Emergency departments still under ‘severe strain’ as average wait times stretch to almost eight hours

Emergency departments across Northern Ireland remained under “severe strain” today as average waiting times climbed to nearly eight hours at one hospital.

The emergency department at the Causeway Hospital in Coleraine, one of those under the most pressure
The emergency department at the Causeway Hospital in Coleraine, one of those under the most pressure

The pressure on emergency care was described as “unprecedented” by one senior medic.

The Department of Health at Stormont said a combination of “ongoing Covid-related care” and an influx of patients with other conditions that “developed or worsened during the pandemic” are to blame, in part, for the situation that has developed in recent days.

The latest figures from the Health and Social Care Board showed patients at Altnagelvin Hospital in Londonderry were being forced to wait an average of seven hours and 53 minutes for care.

The average waiting times at the Antrim Area Hospital’s emergency department, meanwhile, was over six hours when the figures were recorded today.

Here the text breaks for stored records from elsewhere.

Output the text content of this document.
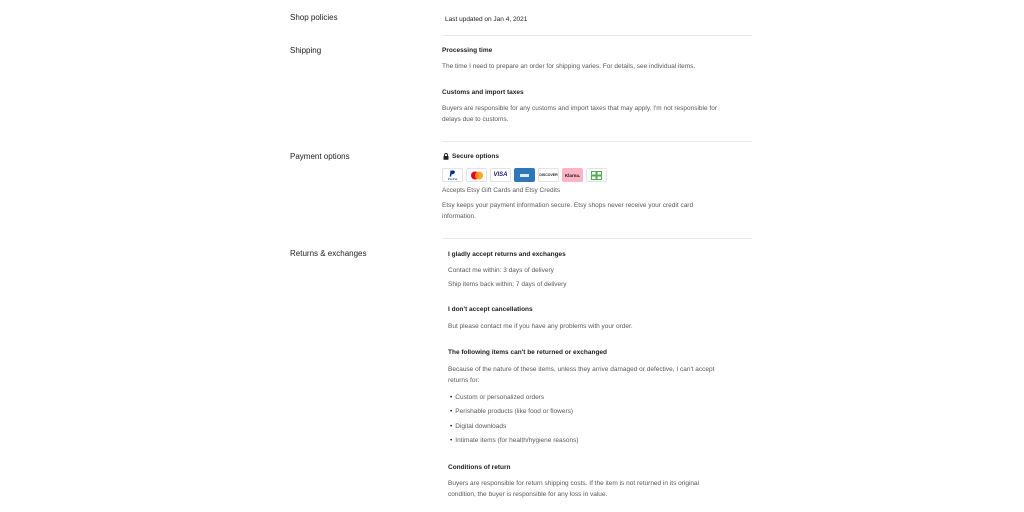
Shop policies	Last updated on Jan 4, 2021
Shipping	Processing time
The time I need to prepare an order for shipping varies. For details, see individual items.
Customs and import taxes
Buyers are responsible for any customs and import taxes that may apply. I'm not responsible for
delays due to customs.
Payment options	Secure options
PayPal
VISA	DISCOVER Klarna.
Accepts Etsy Gift Cards and Etsy Credits
Etsy keeps your payment information secure. Etsy shops never receive your credit card
information.
Returns & exchanges	I gladly accept returns and exchanges
Contact me within: 3 days of delivery
Ship items back within: 7 days of delivery
I don't accept cancellations
But please contact me if you have any problems with your order.
The following items can't be returned or exchanged
Because of the nature of these items, unless they arrive damaged or defective, I can't accept
returns for:
• Custom or personalized orders
• Perishable products (like food or flowers)
• Digital downloads
• Intimate items (for health/hygiene reasons)
Conditions of return
Buyers are responsible for return shipping costs. If the item is not returned in its original
condition, the buyer is responsible for any loss in value.
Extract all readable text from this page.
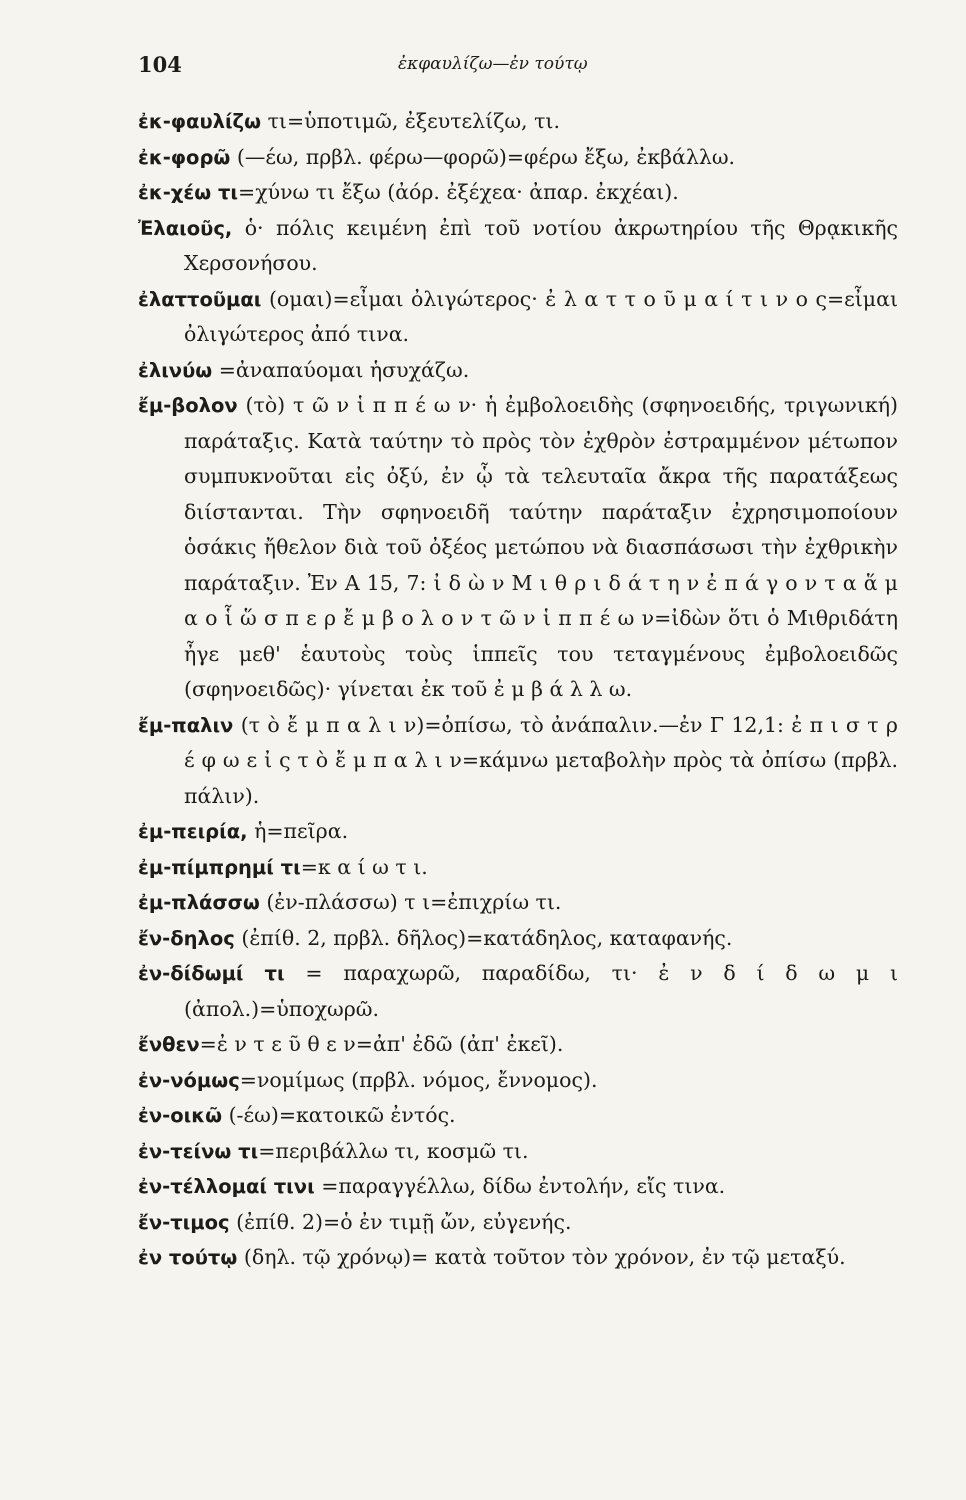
104	ἐκφαυλίζω—ἐν τούτῳ

ἐκ-φαυλίζω τι=ὑποτιμῶ, ἐξευτελίζω, τι.

ἐκ-φορῶ (—έω, πρβλ. φέρω—φορῶ)=φέρω ἔξω, ἐκβάλλω.

ἐκ-χέω τι=χύνω τι ἔξω (ἀόρ. ἐξέχεα· ἀπαρ. ἐκχέαι).

Ἐλαιοῦς, ὁ· πόλις κειμένη ἐπὶ τοῦ νοτίου ἀκρωτηρίου τῆς Θρᾳκικῆς Χερσονήσου.

ἐλαττοῦμαι (ομαι)=εἶμαι ὀλιγώτερος· ἐ λ α τ τ ο ῦ μ α ί τ ι ν ο ς=εἶμαι ὀλιγώτερος ἀπό τινα.

ἐλινύω =ἀναπαύομαι ἡσυχάζω.

ἔμ-βολον (τὸ) τ ῶ ν ἱ π π έ ω ν· ἡ ἐμβολοειδὴς (σφηνοειδής, τριγωνική) παράταξις. Κατὰ ταύτην τὸ πρὸς τὸν ἐχθρὸν ἐστραμμένον μέτωπον συμπυκνοῦται εἰς ὀξύ, ἐν ᾧ τὰ τελευταῖα ἄκρα τῆς παρατάξεως διίστανται. Τὴν σφηνοειδῆ ταύτην παράταξιν ἐχρησιμοποίουν ὁσάκις ἤθελον διὰ τοῦ ὀξέος μετώπου νὰ διασπάσωσι τὴν ἐχθρικὴν παράταξιν. Ἐν Α 15, 7: ἰ δ ὼ ν Μ ι θ ρ ι δ ά τ η ν ἐ π ά γ ο ν τ α ἅ μ α ο ἷ ὥ σ π ε ρ ἔ μ β ο λ ο ν τ ῶ ν ἱ π π έ ω ν=ἰδὼν ὅτι ὁ Μιθριδάτη ἦγε μεθ' ἑαυτοὺς τοὺς ἱππεῖς του τεταγμένους ἐμβολοειδῶς (σφηνοειδῶς)· γίνεται ἐκ τοῦ ἐ μ β ά λ λ ω.

ἔμ-παλιν (τ ὸ ἔ μ π α λ ι ν)=ὀπίσω, τὸ ἀνάπαλιν.—ἐν Γ 12,1: ἐ π ι σ τ ρ έ φ ω ε ἰ ς τ ὸ ἔ μ π α λ ι ν=κάμνω μεταβολὴν πρὸς τὰ ὀπίσω (πρβλ. πάλιν).

ἐμ-πειρία, ἡ=πεῖρα.

ἐμ-πίμπρημί τι=κ α ί ω τ ι.

ἐμ-πλάσσω (ἐν-πλάσσω) τ ι=ἐπιχρίω τι.

ἔν-δηλος (ἐπίθ. 2, πρβλ. δῆλος)=κατάδηλος, καταφανής.

ἐν-δίδωμί τι = παραχωρῶ, παραδίδω, τι· ἐ ν δ ί δ ω μ ι (ἀπολ.)=ὑποχωρῶ.

ἔνθεν=ἐ ν τ ε ῦ θ ε ν=ἀπ' ἐδῶ (ἀπ' ἐκεῖ).

ἐν-νόμως=νομίμως (πρβλ. νόμος, ἔννομος).

ἐν-οικῶ (-έω)=κατοικῶ ἐντός.

ἐν-τείνω τι=περιβάλλω τι, κοσμῶ τι.

ἐν-τέλλομαί τινι =παραγγέλλω, δίδω ἐντολήν, εἴς τινα.

ἔν-τιμος (ἐπίθ. 2)=ὁ ἐν τιμῇ ὤν, εὐγενής.

ἐν τούτῳ (δηλ. τῷ χρόνῳ)= κατὰ τοῦτον τὸν χρόνον, ἐν τῷ μεταξύ.
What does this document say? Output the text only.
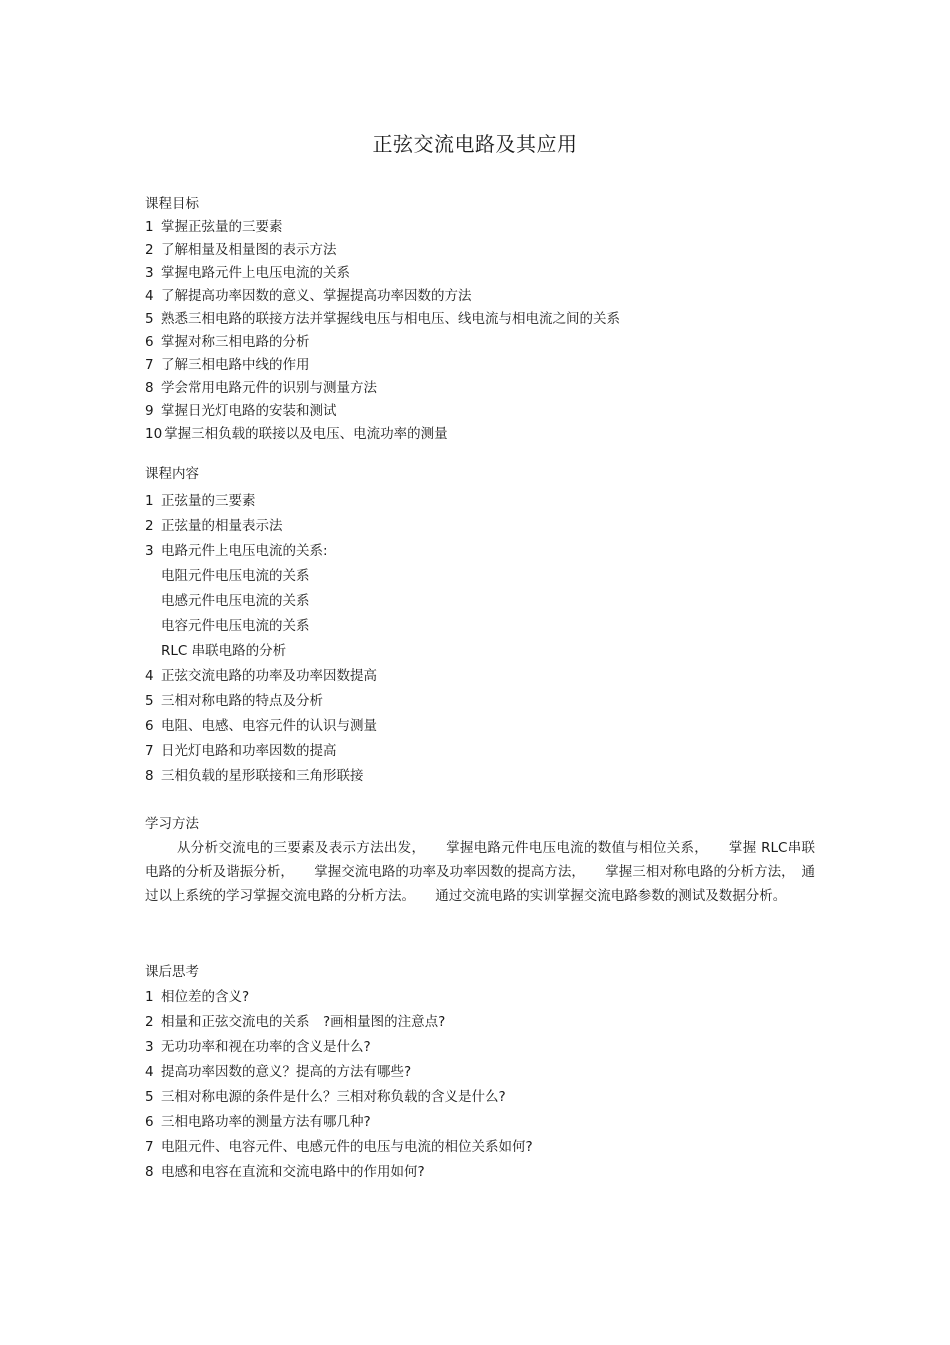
正弦交流电路及其应用
课程目标
1 掌握正弦量的三要素
2 了解相量及相量图的表示方法
3 掌握电路元件上电压电流的关系
4 了解提高功率因数的意义、掌握提高功率因数的方法
5 熟悉三相电路的联接方法并掌握线电压与相电压、线电流与相电流之间的关系
6 掌握对称三相电路的分析
7 了解三相电路中线的作用
8 学会常用电路元件的识别与测量方法
9 掌握日光灯电路的安装和测试
10 掌握三相负载的联接以及电压、电流功率的测量
课程内容
1 正弦量的三要素
2 正弦量的相量表示法
3 电路元件上电压电流的关系:
电阻元件电压电流的关系
电感元件电压电流的关系
电容元件电压电流的关系
RLC 串联电路的分析
4 正弦交流电路的功率及功率因数提高
5 三相对称电路的特点及分析
6 电阻、电感、电容元件的认识与测量
7 日光灯电路和功率因数的提高
8 三相负载的星形联接和三角形联接
学习方法
从分析交流电的三要素及表示方法出发，　　掌握电路元件电压电流的数值与相位关系，　　掌握 RLC串联电路的分析及谐振分析，　　掌握交流电路的功率及功率因数的提高方法，　　掌握三相对称电路的分析方法，　通过以上系统的学习掌握交流电路的分析方法。　　通过交流电路的实训掌握交流电路参数的测试及数据分析。
课后思考
1 相位差的含义?
2 相量和正弦交流电的关系　?画相量图的注意点?
3 无功功率和视在功率的含义是什么?
4 提高功率因数的意义？提高的方法有哪些?
5 三相对称电源的条件是什么？三相对称负载的含义是什么?
6 三相电路功率的测量方法有哪几种?
7 电阻元件、电容元件、电感元件的电压与电流的相位关系如何?
8 电感和电容在直流和交流电路中的作用如何?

Dr Paul Kerr, of the Royal College of Emergency Medicine for Northern Ireland, said some patients were having to wait as much as 48 hours.

“There’s no doubt what we are witnessing is unprecedented activity and huge crowding in emergency departments,” he told the BBC.

“For example, this morning there’s probably in the region of 250 patients waiting in emergency departments, these are patients who have already been seen, assessed and treated and are awaiting a bed,” Dr Kerr said.

“In the past few days we know some of these patients are waiting one or two days on a trolley.”

The latest figures from the Department of Health, meanwhile, show that a number of hospitals in Northern Ireland had effectively run out of beds – Altnagelvin, Antrim, Causeway, Daisy Hill, Royal Victoria, South West Acute and Ulster hospitals are all listed as being ‘over capacity’.

There were more patients requiring admission than beds across the hospital system as a whole, the figures showed.

A spokesperson for the Department of Health said: “Hospital emergency departments remain under severe strain, reflecting pressures right across the health and social care system. The current level of pressure is on a par with what is normally experienced in winter and this is placing a significant strain on staff who are working extremely hard to treat the sickest patients first. The current situation is resulting in long waiting times for patients in ED which is deeply regrettable.

“There are a number of interlinked factors behind this situation including limits on capacity due to Covid-19 infection prevention measures, ongoing Covid-related care for patients, people coming forward for medical care for conditions that developed or worsened during the pandemic and limits on capacity in intermediate/social/domiciliary care, impacting on hospital discharges.”

The spokesperson stressed that people should still attend A&E in an emergency.